Dartmouth had a more distant connection to Native America, and students and administrators sometimes tried to make something of it. During events such as the 1901 Webster Centennial celebration or the 1906 Dartmouth Hall dedication, Charles Eastman would portray Samson Occom in a historical pageant or a few students would dress as “Indians” in a torchlight parade. Dartmouth football teams simply were not known as “the Indians,” however — instead they were known as “the Green,” referring to the green color that students had adopted as their sporting color around 1865. Some writers also used non-standard references to Dartmouth’s location in New Hampshire. Some examples from the New York Times:

  • “Princeton met the Green at the Polo Grounds” (“Princeton Plays Dartmouth Team,” October 29, 1910, p. 12; notes that “[t]he Tigers will put forth a stronger team than opposed the [Carlisle] Indians last Week”).
  • “Indians to Play Dartmouth Here” (February 3, 1913, p. 9; describes “the Green Mountain team”).
  • “Indians Best Against Dartmouth” (December 6, 1913, p. 12).
  • “Indians Smother Dartmouth, 35-10; Hanoverians No Match for the Wonderful Carlisle Team in Game at the Polo Grounds” (November 16, 1913, p.

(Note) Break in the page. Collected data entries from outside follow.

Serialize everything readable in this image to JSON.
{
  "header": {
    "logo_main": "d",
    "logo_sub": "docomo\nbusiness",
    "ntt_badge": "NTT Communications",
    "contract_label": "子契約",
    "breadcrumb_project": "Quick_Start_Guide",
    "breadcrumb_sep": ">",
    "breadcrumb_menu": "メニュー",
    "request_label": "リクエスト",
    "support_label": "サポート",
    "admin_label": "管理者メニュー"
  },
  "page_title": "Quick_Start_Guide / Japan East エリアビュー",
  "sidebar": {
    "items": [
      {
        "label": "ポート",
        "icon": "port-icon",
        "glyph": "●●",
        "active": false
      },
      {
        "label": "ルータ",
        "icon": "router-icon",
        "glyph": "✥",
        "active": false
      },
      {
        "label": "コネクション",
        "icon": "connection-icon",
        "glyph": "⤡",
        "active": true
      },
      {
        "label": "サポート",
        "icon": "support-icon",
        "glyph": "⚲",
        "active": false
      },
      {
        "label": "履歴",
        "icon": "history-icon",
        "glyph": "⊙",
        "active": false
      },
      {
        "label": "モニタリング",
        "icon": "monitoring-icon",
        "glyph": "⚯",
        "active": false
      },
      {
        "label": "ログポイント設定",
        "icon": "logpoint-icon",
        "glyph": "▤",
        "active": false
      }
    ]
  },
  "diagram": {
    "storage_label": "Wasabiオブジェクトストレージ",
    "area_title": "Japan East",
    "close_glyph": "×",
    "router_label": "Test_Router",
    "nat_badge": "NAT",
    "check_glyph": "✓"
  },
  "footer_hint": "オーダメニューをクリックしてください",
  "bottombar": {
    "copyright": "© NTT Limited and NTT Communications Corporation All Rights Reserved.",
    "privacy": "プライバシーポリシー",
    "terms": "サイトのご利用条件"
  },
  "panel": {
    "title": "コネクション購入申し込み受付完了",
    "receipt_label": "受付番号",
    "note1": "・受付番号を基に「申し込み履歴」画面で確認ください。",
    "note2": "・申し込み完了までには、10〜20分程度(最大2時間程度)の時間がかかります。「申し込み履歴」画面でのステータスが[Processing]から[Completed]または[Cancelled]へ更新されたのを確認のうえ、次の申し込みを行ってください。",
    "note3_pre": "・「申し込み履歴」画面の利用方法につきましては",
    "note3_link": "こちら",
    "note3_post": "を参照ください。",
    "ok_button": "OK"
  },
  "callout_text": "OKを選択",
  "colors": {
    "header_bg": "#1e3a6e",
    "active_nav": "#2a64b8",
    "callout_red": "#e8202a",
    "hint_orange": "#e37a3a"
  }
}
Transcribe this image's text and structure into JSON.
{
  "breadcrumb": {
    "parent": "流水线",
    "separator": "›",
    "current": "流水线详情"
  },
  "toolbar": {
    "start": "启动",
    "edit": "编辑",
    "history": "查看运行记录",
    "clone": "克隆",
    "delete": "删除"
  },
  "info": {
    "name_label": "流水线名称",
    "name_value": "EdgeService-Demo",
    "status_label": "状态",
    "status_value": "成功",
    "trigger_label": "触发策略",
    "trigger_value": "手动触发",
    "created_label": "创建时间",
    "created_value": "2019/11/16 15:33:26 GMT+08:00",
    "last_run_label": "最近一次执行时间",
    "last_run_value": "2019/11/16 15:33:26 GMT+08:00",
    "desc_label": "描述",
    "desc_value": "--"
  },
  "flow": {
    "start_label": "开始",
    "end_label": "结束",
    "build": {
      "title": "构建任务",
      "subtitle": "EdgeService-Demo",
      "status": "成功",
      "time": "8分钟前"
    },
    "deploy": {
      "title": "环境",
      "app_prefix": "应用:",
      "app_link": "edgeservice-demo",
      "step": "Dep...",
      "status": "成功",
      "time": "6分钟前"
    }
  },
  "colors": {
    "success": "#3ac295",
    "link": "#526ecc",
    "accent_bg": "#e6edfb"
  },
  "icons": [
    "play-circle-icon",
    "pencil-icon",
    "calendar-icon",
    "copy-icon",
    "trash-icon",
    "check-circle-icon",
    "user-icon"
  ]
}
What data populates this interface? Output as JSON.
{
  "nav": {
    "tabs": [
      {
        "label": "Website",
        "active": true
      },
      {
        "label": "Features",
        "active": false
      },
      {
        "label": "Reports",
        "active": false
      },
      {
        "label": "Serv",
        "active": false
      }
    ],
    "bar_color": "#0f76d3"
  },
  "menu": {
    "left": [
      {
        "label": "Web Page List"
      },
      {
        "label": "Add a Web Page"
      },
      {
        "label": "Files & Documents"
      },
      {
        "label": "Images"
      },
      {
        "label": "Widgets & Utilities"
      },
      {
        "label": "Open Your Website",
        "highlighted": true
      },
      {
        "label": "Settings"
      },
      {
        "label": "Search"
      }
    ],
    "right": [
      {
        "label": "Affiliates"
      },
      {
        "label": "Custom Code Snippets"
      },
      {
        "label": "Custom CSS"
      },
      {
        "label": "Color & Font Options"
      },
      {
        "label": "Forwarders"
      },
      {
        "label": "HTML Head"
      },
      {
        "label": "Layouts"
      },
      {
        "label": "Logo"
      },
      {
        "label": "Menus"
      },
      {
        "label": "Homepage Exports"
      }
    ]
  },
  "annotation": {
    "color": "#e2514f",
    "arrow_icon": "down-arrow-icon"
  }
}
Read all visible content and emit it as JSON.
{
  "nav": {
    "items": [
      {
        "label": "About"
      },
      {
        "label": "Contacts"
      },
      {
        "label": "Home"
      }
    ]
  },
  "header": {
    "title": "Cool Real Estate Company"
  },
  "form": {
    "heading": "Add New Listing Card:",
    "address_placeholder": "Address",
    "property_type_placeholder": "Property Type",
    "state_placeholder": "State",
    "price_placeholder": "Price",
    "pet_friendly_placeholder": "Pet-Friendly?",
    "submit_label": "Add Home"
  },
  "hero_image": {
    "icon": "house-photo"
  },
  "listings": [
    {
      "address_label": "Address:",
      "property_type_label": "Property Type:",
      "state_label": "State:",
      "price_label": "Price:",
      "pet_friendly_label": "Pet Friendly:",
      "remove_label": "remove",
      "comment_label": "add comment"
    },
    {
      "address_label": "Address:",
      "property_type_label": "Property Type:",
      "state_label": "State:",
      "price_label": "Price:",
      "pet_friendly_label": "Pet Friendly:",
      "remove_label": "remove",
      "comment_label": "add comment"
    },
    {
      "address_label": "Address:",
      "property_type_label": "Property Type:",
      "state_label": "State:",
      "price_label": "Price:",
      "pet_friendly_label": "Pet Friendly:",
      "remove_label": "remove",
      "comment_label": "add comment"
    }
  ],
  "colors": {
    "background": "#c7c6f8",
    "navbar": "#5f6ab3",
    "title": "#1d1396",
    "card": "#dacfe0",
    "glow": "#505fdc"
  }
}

S1; notes “Green Line Crumples; Indians’ ‘Scoop-Shovel’ and Criss-Cross Attack Deadly”; describes “the New Hampshire mountaineers” and “the Green line”; states that “[t]he Indians showed a concerted smash against the mid-section of the Hanover line.[]”).
  • “Hanover to Claim Football Title; Coach Cavanaugh Says Dartmouth Will Deserve It if Team Beats Indians” (November 14, 1913, p. 12).

Writers continued to refer to the Carlisle Indians into the 1920s. Someone has probably documented the first reference to “the Dartmouth Indians” in this period, once the team could no longer be confused with that of Carlisle. The introduction of “the Dartmouth Indians” might have occurred in bizarre fashion in an article of 1925:

Two of the rapidly dwindling list of undefeated football teams, the White Indians of Dartmouth and the Red Terrors of Cornell, are quietly encamped here on the eve of one of the big struggles of the season. The Green is a slight favorite.

Allison Danzig, “Dartmouth Picked to Defeat Cornell; Eastern Championship May Depend on Clash of Unbeaten Teams at Hanover Today. All Ithacans in Shape; Only Smith Out of Green Line-Up — 15,000 to See Game on Field Expected to Be Good,” New York Times (November 7, 1925, p. S10) (emphasis added).

[Update 10.14.2007: year of Dartmouth Hall dedication corrected from 1904 to 1906 and Webster Centennial example added.]